A fondamento della predetta domanda, il medesimo deduce l’illegittimità dell’accordo raggiunto dalla società datrice con i sindacati, laddove afferma che “i lavoratori [da licenziare] saranno valutati dai responsabili delle aree operative tenendo conto della preparazione professionale e delle prestazioni qualiquantitative tali da consentire il mantenimento in servizio di lavoratori in possesso delle professionalità necessarie per la efficiente prosecuzione dell'attività aziendale”.
La Corte d’Appello accoglie la predetta domanda, sul presupposto che i criteri di scelta dei lavoratori da licenziare – lasciando un ampio margine di discrezionalità al datore di lavoro – non fossero oggettivamente verificabili e controllabili.

La sentenza

La Cassazione - confermando quanto stabilito dalla Corte d’Appello - rileva preliminarmente che, in tema di licenziamenti collettivi, per garantire la trasparenza della procedura, il criterio o i criteri prescelti (per individuare i lavoratori in esubero) devono essere oggettivi e non possono trovare applicazione discrezionale.

Secondo i Giudici di legittimità, infatti, un criterio basato sulla discrezionalità non è verificabile, mentre la legge, imponendo "il rispetto dei criteri", dà per presupposto che la loro applicazione sia verificabile.

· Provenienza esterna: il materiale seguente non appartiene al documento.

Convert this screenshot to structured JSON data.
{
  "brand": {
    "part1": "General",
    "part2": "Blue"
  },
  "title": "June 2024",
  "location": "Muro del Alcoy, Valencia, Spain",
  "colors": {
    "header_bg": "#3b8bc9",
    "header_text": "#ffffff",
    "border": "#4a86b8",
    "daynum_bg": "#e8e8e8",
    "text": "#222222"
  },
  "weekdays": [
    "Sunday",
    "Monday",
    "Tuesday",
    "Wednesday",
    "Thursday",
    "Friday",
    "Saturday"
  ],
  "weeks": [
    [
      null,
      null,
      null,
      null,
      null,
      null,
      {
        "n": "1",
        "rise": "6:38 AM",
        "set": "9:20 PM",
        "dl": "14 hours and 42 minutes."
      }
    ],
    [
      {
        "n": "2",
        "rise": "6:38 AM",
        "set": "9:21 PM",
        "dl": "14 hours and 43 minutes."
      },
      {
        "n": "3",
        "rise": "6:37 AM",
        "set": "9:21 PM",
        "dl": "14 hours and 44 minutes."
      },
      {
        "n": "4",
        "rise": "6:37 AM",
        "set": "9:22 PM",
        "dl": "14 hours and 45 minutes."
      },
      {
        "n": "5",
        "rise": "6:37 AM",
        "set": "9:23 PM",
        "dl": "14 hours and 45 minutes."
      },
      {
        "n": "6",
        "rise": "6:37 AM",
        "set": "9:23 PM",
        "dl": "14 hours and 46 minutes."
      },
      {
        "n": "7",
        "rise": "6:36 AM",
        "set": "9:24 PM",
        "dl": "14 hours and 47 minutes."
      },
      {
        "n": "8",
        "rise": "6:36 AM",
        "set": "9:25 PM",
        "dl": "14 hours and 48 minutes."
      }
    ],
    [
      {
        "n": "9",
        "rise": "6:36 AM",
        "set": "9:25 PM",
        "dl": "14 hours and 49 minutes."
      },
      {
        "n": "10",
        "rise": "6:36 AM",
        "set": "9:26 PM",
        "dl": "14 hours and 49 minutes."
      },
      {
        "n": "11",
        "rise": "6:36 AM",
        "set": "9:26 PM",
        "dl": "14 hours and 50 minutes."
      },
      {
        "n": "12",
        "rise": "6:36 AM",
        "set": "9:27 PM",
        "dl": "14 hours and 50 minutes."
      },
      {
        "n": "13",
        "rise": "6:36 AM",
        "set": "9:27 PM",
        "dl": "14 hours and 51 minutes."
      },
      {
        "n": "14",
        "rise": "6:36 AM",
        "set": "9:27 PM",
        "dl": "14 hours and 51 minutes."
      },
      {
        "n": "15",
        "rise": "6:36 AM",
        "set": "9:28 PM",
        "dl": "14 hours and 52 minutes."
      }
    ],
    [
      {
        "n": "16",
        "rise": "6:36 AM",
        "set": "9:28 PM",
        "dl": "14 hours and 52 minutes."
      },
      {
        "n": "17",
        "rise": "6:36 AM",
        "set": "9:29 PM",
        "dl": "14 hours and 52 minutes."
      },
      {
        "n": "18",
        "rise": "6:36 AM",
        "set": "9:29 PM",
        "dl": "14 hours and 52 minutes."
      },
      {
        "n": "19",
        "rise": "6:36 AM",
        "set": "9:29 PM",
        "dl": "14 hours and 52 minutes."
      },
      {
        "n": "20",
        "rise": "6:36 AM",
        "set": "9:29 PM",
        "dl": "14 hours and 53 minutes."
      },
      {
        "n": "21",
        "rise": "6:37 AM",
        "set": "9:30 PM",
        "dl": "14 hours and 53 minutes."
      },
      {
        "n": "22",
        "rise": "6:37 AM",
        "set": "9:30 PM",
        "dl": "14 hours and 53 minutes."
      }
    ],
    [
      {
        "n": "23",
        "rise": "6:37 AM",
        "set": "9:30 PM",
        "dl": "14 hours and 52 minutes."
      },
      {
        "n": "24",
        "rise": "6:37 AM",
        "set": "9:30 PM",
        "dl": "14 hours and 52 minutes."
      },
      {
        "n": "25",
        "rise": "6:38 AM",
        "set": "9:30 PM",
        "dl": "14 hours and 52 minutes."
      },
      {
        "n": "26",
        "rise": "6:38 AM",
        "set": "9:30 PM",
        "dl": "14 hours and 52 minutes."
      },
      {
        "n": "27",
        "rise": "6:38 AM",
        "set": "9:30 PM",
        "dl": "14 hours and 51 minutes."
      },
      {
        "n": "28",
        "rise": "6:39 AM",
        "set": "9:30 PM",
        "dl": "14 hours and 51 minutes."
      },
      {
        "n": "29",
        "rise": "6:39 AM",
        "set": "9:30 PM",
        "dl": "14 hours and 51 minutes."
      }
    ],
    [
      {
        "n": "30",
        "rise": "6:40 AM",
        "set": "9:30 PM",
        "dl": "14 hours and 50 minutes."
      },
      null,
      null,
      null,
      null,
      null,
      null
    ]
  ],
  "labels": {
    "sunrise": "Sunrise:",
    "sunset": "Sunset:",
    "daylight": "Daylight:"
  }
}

In altri termini, per la sentenza, non vi può essere un'area residua di discrezionalità di scelta da parte del datore nella quale non risulti operante un criterio predeterminato; ciò, al fine di evitare che egli possa scegliere a sua discrezione quali lavoratori in concreto licenziare.

Su tali presupposti, la Suprema Corte rigetta il ricorso della società, confermando l’illegittimità dell’impugnato licenziamento.